Dissolving a nonprofit charitable corporation is a matter of law. The Virginia Nonstock Corporation Act governs the dissolution of nonprofit corporations in the state. In addition, the organization’s articles of incorporation and bylaws are also likely to address the contingencies of a dissolution. Although I do not know what these documents contain in the case of Sweet Briar College, one basic requirement that I am sure is present in these documents is the IRS requirement that, upon dissolution, all assets of the corporation will be given to another charitable, tax-exempt entity with a mission as closely related to the Sweet Briar mission as possible. It would have been impossible for Sweet Briar College to obtain tax-exempt status from the IRS without this provision in its organizing documents.
Therefore, I believe that a majority of Sweet Briar’s board should first approve a dissolution motion. Since the Sweet Briar attorney in court indicated that the college “solicited funds right up until the decision was made to close the school,” it appears that this vote has already taken place.
Next, Virginia law requires that the college prepare articles of dissolution, and provides a form for such, which is available at the State Corporation Commission website. In the dissolution form, the corporation must issue a statement that it has divested itself of all assets in accordance with section 13.1-912 D of the Code of Virginia. This section of the Virginia law indicates that “all assets of the dissolving corporation must be transferred or otherwise conveyed to another entity engaged in activities substantially similar to those of the dissolving corporation.” Essentially, this is the same as the IRS requirement for charitable, tax-exempt entities like Sweet Briar College.

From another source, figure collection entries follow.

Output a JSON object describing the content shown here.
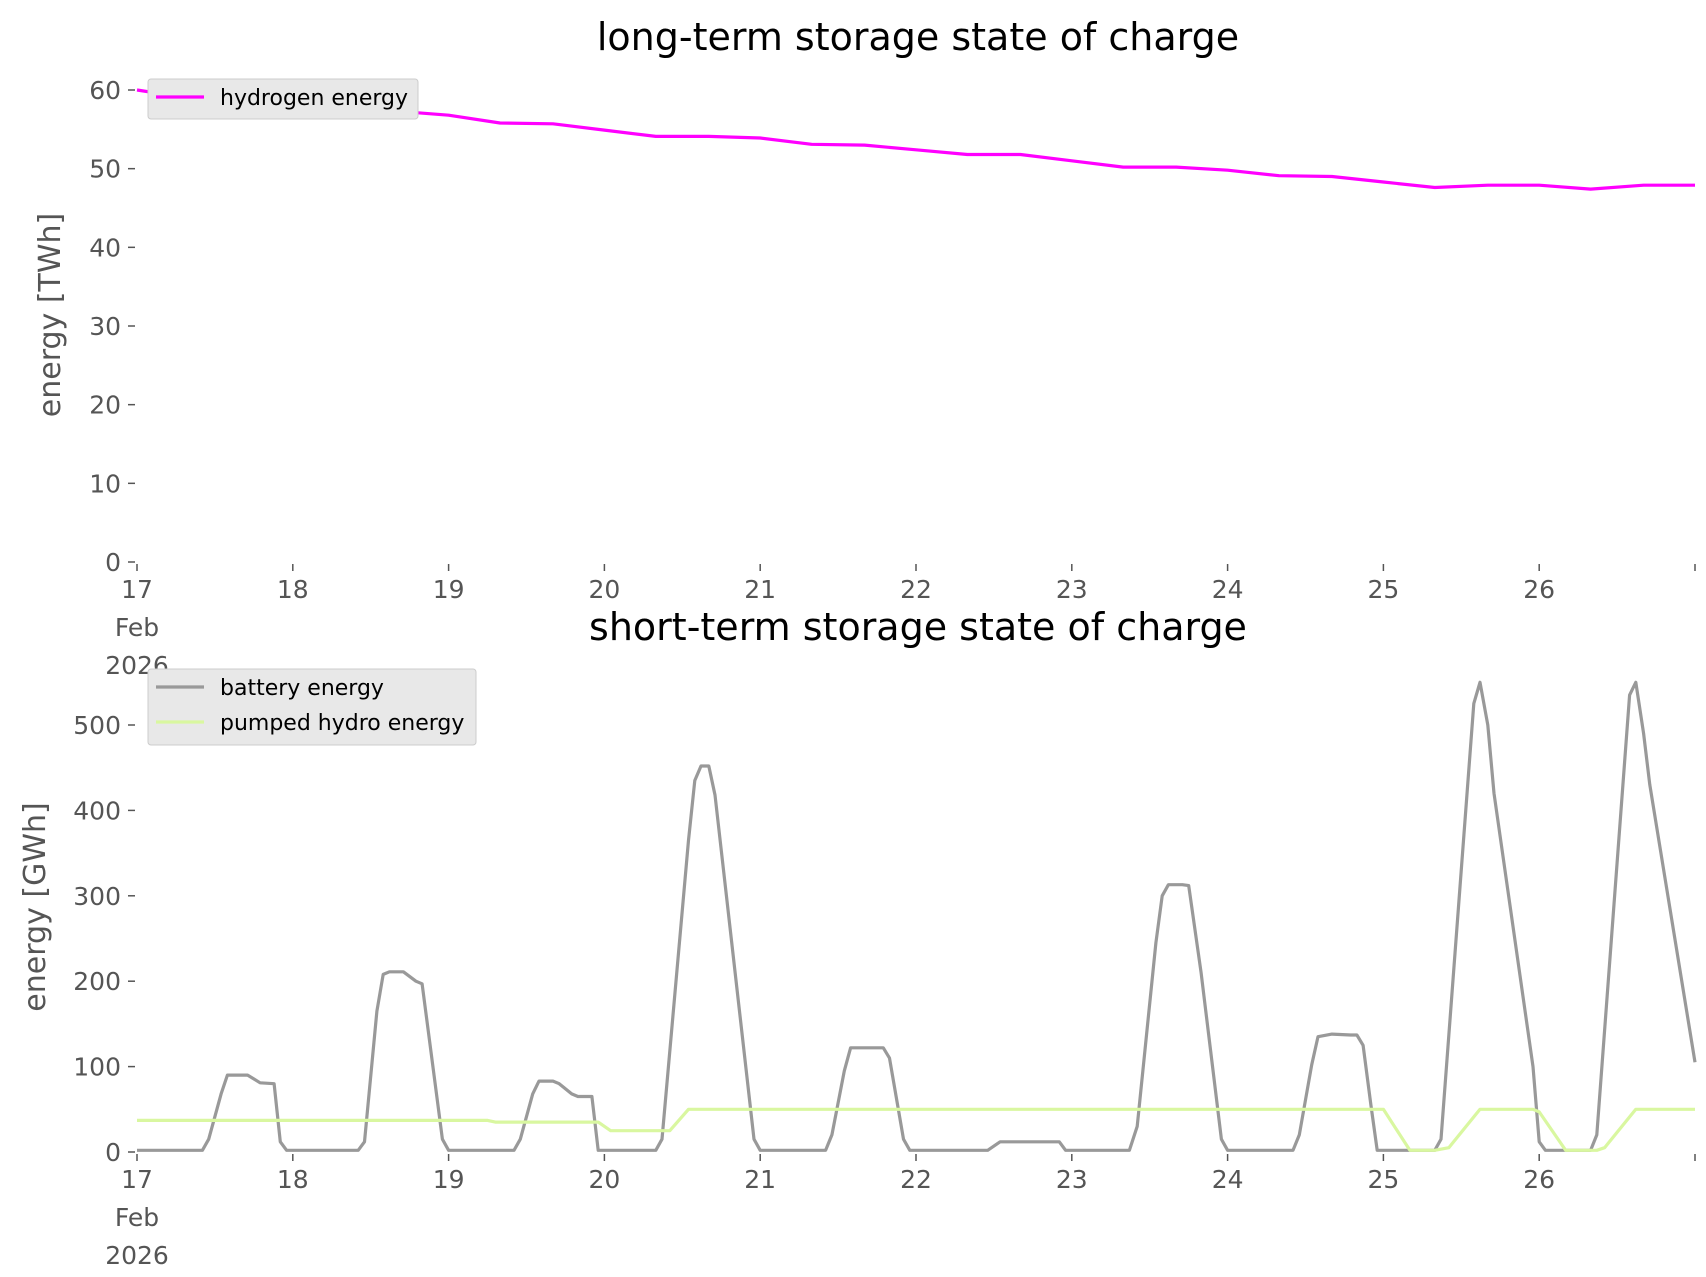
{
  "chart_data": [
    {
      "type": "line",
      "title": "long-term storage state of charge",
      "ylabel": "energy [TWh]",
      "xlabel": "",
      "x_unit": "days from 17 Feb 2026",
      "xlim": [
        17,
        27
      ],
      "ylim": [
        0,
        62
      ],
      "yticks": [
        0,
        10,
        20,
        30,
        40,
        50,
        60
      ],
      "xtick_labels": [
        "17\nFeb\n2026",
        "18",
        "19",
        "20",
        "21",
        "22",
        "23",
        "24",
        "25",
        "26"
      ],
      "xtick_values": [
        17,
        18,
        19,
        20,
        21,
        22,
        23,
        24,
        25,
        26
      ],
      "grid": false,
      "legend": "upper left",
      "series": [
        {
          "name": "hydrogen energy",
          "color": "#ff00ff",
          "x": [
            17.0,
            17.33,
            17.67,
            18.0,
            18.33,
            18.67,
            19.0,
            19.33,
            19.67,
            20.0,
            20.33,
            20.67,
            21.0,
            21.33,
            21.67,
            22.0,
            22.33,
            22.67,
            23.0,
            23.33,
            23.67,
            24.0,
            24.33,
            24.67,
            25.0,
            25.33,
            25.67,
            26.0,
            26.33,
            26.67,
            27.0
          ],
          "y": [
            60.0,
            59.0,
            58.8,
            58.0,
            57.2,
            57.3,
            56.8,
            55.8,
            55.7,
            54.9,
            54.1,
            54.1,
            53.9,
            53.1,
            53.0,
            52.4,
            51.8,
            51.8,
            51.0,
            50.2,
            50.2,
            49.8,
            49.1,
            49.0,
            48.3,
            47.6,
            47.9,
            47.9,
            47.4,
            47.9,
            47.9
          ]
        }
      ]
    },
    {
      "type": "line",
      "title": "short-term storage state of charge",
      "ylabel": "energy [GWh]",
      "xlabel": "",
      "x_unit": "days from 17 Feb 2026",
      "xlim": [
        17,
        27
      ],
      "ylim": [
        0,
        560
      ],
      "yticks": [
        0,
        100,
        200,
        300,
        400,
        500
      ],
      "xtick_labels": [
        "17\nFeb\n2026",
        "18",
        "19",
        "20",
        "21",
        "22",
        "23",
        "24",
        "25",
        "26"
      ],
      "xtick_values": [
        17,
        18,
        19,
        20,
        21,
        22,
        23,
        24,
        25,
        26
      ],
      "grid": false,
      "legend": "upper left",
      "series": [
        {
          "name": "battery energy",
          "color": "#999999",
          "x": [
            17.0,
            17.42,
            17.46,
            17.54,
            17.58,
            17.71,
            17.79,
            17.88,
            17.92,
            17.96,
            18.0,
            18.42,
            18.46,
            18.54,
            18.58,
            18.62,
            18.71,
            18.79,
            18.83,
            18.96,
            19.0,
            19.42,
            19.46,
            19.54,
            19.58,
            19.67,
            19.71,
            19.79,
            19.83,
            19.92,
            19.96,
            20.33,
            20.37,
            20.54,
            20.58,
            20.62,
            20.67,
            20.71,
            20.96,
            21.0,
            21.42,
            21.46,
            21.54,
            21.58,
            21.67,
            21.79,
            21.83,
            21.92,
            21.96,
            22.46,
            22.54,
            22.92,
            22.96,
            23.37,
            23.42,
            23.54,
            23.58,
            23.62,
            23.71,
            23.75,
            23.83,
            23.96,
            24.0,
            24.42,
            24.46,
            24.54,
            24.58,
            24.67,
            24.79,
            24.83,
            24.87,
            24.92,
            24.96,
            25.33,
            25.37,
            25.58,
            25.62,
            25.67,
            25.71,
            25.96,
            26.0,
            26.04,
            26.33,
            26.37,
            26.58,
            26.62,
            26.67,
            26.71,
            27.0
          ],
          "y": [
            2,
            2,
            15,
            68,
            90,
            90,
            81,
            80,
            12,
            2,
            2,
            2,
            12,
            165,
            208,
            211,
            211,
            200,
            197,
            15,
            2,
            2,
            15,
            68,
            83,
            83,
            80,
            68,
            65,
            65,
            2,
            2,
            15,
            365,
            435,
            452,
            452,
            418,
            15,
            2,
            2,
            20,
            95,
            122,
            122,
            122,
            110,
            15,
            2,
            2,
            12,
            12,
            2,
            2,
            30,
            245,
            300,
            313,
            313,
            312,
            210,
            15,
            2,
            2,
            20,
            102,
            135,
            138,
            137,
            137,
            125,
            55,
            2,
            2,
            15,
            525,
            550,
            500,
            420,
            100,
            12,
            2,
            2,
            20,
            535,
            550,
            490,
            430,
            105
          ]
        },
        {
          "name": "pumped hydro energy",
          "color": "#d9f7a0",
          "x": [
            17.0,
            19.25,
            19.3,
            19.96,
            20.04,
            20.42,
            20.54,
            20.58,
            24.92,
            25.0,
            25.17,
            25.33,
            25.42,
            25.62,
            25.96,
            26.0,
            26.17,
            26.37,
            26.42,
            26.62,
            27.0
          ],
          "y": [
            37,
            37,
            35,
            35,
            25,
            25,
            50,
            50,
            50,
            50,
            2,
            2,
            5,
            50,
            50,
            47,
            2,
            2,
            5,
            50,
            50
          ]
        }
      ]
    }
  ]
}
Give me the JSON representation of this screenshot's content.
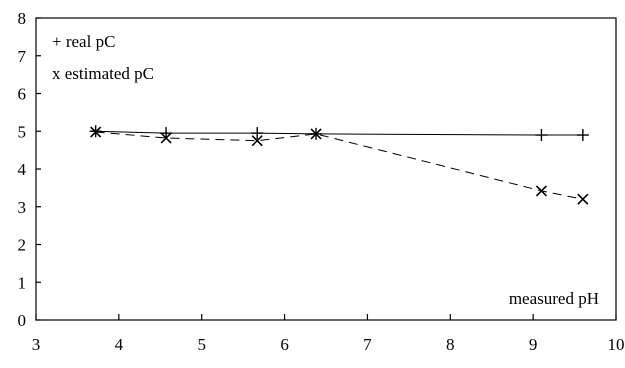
{
  "chart_data": {
    "type": "line",
    "title": "",
    "xlabel": "",
    "ylabel": "",
    "xlim": [
      3,
      10
    ],
    "ylim": [
      0,
      8
    ],
    "x_ticks": [
      3,
      4,
      5,
      6,
      7,
      8,
      9,
      10
    ],
    "y_ticks": [
      0,
      1,
      2,
      3,
      4,
      5,
      6,
      7,
      8
    ],
    "grid": false,
    "legend": {
      "placement": "top-left",
      "entries": [
        "+ real pC",
        "x estimated pC"
      ]
    },
    "annotation": "measured pH",
    "series": [
      {
        "name": "real pC",
        "marker": "plus",
        "line": "solid",
        "points": [
          [
            3.72,
            5.0
          ],
          [
            4.57,
            4.95
          ],
          [
            5.67,
            4.95
          ],
          [
            6.38,
            4.93
          ],
          [
            9.1,
            4.9
          ],
          [
            9.6,
            4.9
          ]
        ]
      },
      {
        "name": "estimated pC",
        "marker": "x",
        "line": "dashed",
        "points": [
          [
            3.72,
            4.98
          ],
          [
            4.57,
            4.82
          ],
          [
            5.67,
            4.75
          ],
          [
            6.38,
            4.93
          ],
          [
            9.1,
            3.42
          ],
          [
            9.6,
            3.2
          ]
        ]
      }
    ]
  }
}
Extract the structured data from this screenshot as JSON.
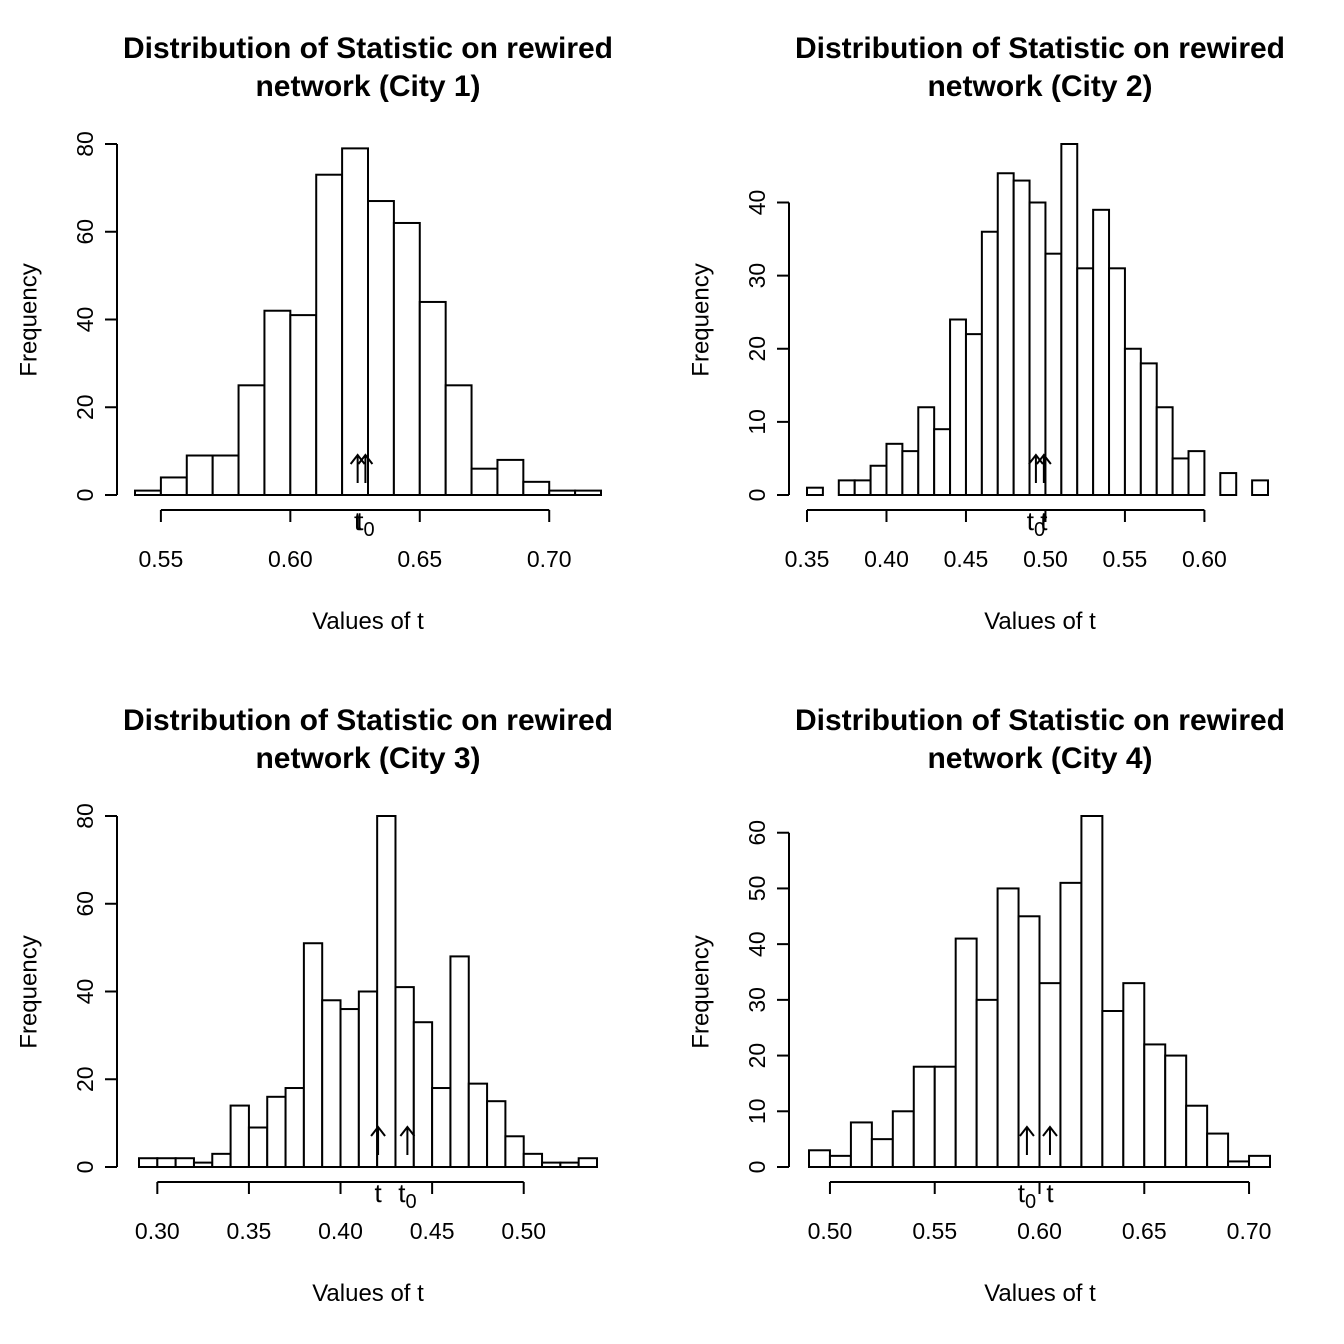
{
  "chart_data": [
    {
      "type": "bar",
      "title": [
        "Distribution of Statistic on rewired",
        "network (City 1)"
      ],
      "xlabel": "Values of t",
      "ylabel": "Frequency",
      "bins_start": 0.54,
      "bin_width": 0.01,
      "values": [
        1,
        4,
        9,
        9,
        25,
        42,
        41,
        73,
        79,
        67,
        62,
        44,
        25,
        6,
        8,
        3,
        1,
        1
      ],
      "xticks": [
        0.55,
        0.6,
        0.65,
        0.7
      ],
      "xtick_labels": [
        "0.55",
        "0.60",
        "0.65",
        "0.70"
      ],
      "yticks": [
        0,
        20,
        40,
        60,
        80
      ],
      "ylim": [
        0,
        80
      ],
      "markers": [
        {
          "label": "t",
          "sub": "",
          "x": 0.626
        },
        {
          "label": "t",
          "sub": "0",
          "x": 0.629
        }
      ]
    },
    {
      "type": "bar",
      "title": [
        "Distribution of Statistic on rewired",
        "network (City 2)"
      ],
      "xlabel": "Values of t",
      "ylabel": "Frequency",
      "bins_start": 0.35,
      "bin_width": 0.01,
      "values": [
        1,
        0,
        2,
        2,
        4,
        7,
        6,
        12,
        9,
        24,
        22,
        36,
        44,
        43,
        40,
        33,
        48,
        31,
        39,
        31,
        20,
        18,
        12,
        5,
        6,
        0,
        3,
        0,
        2
      ],
      "xticks": [
        0.35,
        0.4,
        0.45,
        0.5,
        0.55,
        0.6
      ],
      "xtick_labels": [
        "0.35",
        "0.40",
        "0.45",
        "0.50",
        "0.55",
        "0.60"
      ],
      "yticks": [
        0,
        10,
        20,
        30,
        40
      ],
      "ylim": [
        0,
        48
      ],
      "markers": [
        {
          "label": "t",
          "sub": "0",
          "x": 0.494
        },
        {
          "label": "t",
          "sub": "",
          "x": 0.499
        }
      ]
    },
    {
      "type": "bar",
      "title": [
        "Distribution of Statistic on rewired",
        "network (City 3)"
      ],
      "xlabel": "Values of t",
      "ylabel": "Frequency",
      "bins_start": 0.29,
      "bin_width": 0.01,
      "values": [
        2,
        2,
        2,
        1,
        3,
        14,
        9,
        16,
        18,
        51,
        38,
        36,
        40,
        80,
        41,
        33,
        18,
        48,
        19,
        15,
        7,
        3,
        1,
        1,
        2
      ],
      "xticks": [
        0.3,
        0.35,
        0.4,
        0.45,
        0.5
      ],
      "xtick_labels": [
        "0.30",
        "0.35",
        "0.40",
        "0.45",
        "0.50"
      ],
      "yticks": [
        0,
        20,
        40,
        60,
        80
      ],
      "ylim": [
        0,
        80
      ],
      "markers": [
        {
          "label": "t",
          "sub": "",
          "x": 0.4205
        },
        {
          "label": "t",
          "sub": "0",
          "x": 0.4365
        }
      ]
    },
    {
      "type": "bar",
      "title": [
        "Distribution of Statistic on rewired",
        "network (City 4)"
      ],
      "xlabel": "Values of t",
      "ylabel": "Frequency",
      "bins_start": 0.49,
      "bin_width": 0.01,
      "values": [
        3,
        2,
        8,
        5,
        10,
        18,
        18,
        41,
        30,
        50,
        45,
        33,
        51,
        63,
        28,
        33,
        22,
        20,
        11,
        6,
        1,
        2
      ],
      "xticks": [
        0.5,
        0.55,
        0.6,
        0.65,
        0.7
      ],
      "xtick_labels": [
        "0.50",
        "0.55",
        "0.60",
        "0.65",
        "0.70"
      ],
      "yticks": [
        0,
        10,
        20,
        30,
        40,
        50,
        60
      ],
      "ylim": [
        0,
        63
      ],
      "markers": [
        {
          "label": "t",
          "sub": "0",
          "x": 0.594
        },
        {
          "label": "t",
          "sub": "",
          "x": 0.605
        }
      ]
    }
  ]
}
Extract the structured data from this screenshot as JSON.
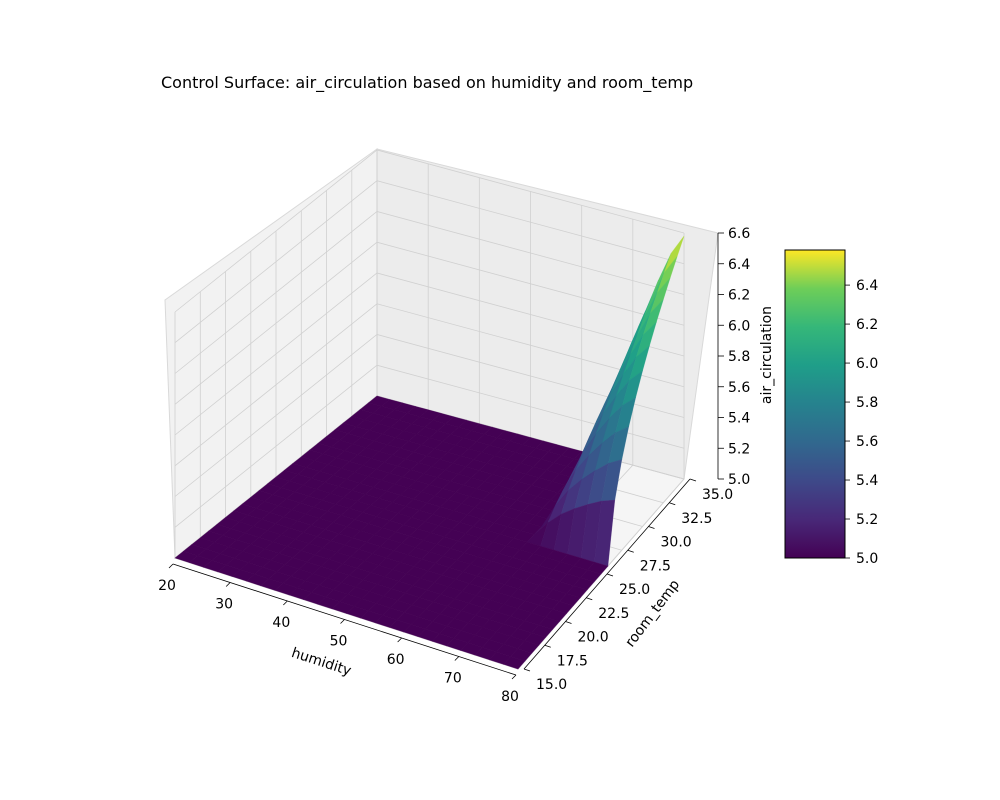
{
  "chart_data": {
    "type": "surface",
    "title": "Control Surface: air_circulation based on humidity and room_temp",
    "xlabel": "humidity",
    "ylabel": "room_temp",
    "zlabel": "air_circulation",
    "xlim": [
      20,
      80
    ],
    "ylim": [
      15,
      35
    ],
    "zlim": [
      5.0,
      6.6
    ],
    "xticks": [
      "20",
      "30",
      "40",
      "50",
      "60",
      "70",
      "80"
    ],
    "yticks": [
      "15.0",
      "17.5",
      "20.0",
      "22.5",
      "25.0",
      "27.5",
      "30.0",
      "32.5",
      "35.0"
    ],
    "zticks": [
      "5.0",
      "5.2",
      "5.4",
      "5.6",
      "5.8",
      "6.0",
      "6.2",
      "6.4",
      "6.6"
    ],
    "colormap": "viridis",
    "colorbar": {
      "range": [
        5.0,
        6.58
      ],
      "ticks": [
        "5.0",
        "5.2",
        "5.4",
        "5.6",
        "5.8",
        "6.0",
        "6.2",
        "6.4"
      ]
    },
    "surface": {
      "description_x": "humidity grid from 20 to 80",
      "description_y": "room_temp grid from 15 to 35",
      "base_value": 5.0,
      "ramp_humidity_start": 66,
      "ramp_temp_start": 26,
      "peak_value": 6.58
    }
  }
}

I would first ask what it is that the Sweet Briar Board intends to do with the college’s assets. It would appear to me that the Sweet Briar board, right after it votes to dissolve, should be looking for a tax-exempt charitable entity that engages in activities substantially similar to that of Sweet Briar—sounds to me like another college. If that is the case, then there is little closing that the Sweet Briar board has to do. What happens to the Sweet Briar assets will be the responsibility of the entity to which they have been conveyed. As a matter of fact, doing anything to damage an operating entity before transferring the assets to another entity appears to me to be contrary to the public good—a responsibility of the state attorney general.
My reading of the law tells me that Virginia's attorney general does not need to review the closing of Sweet Briar College. Rather, he must review the dissolution of the Virginia nonstock charitable tax-exempt corporation under which Sweet Briar College operated. The AG’s job is to ensure that the Sweet Briar board, in its articles of dissolution, conveys the Sweet Briar assets to an appropriate entity. Once that is done, the Sweet Briar board is out of the picture and the future of Sweet Briar College is in the hands of another board. This is exactly what the alumni and the Save Sweet Briar people want. Let’s not make more of this than necessary.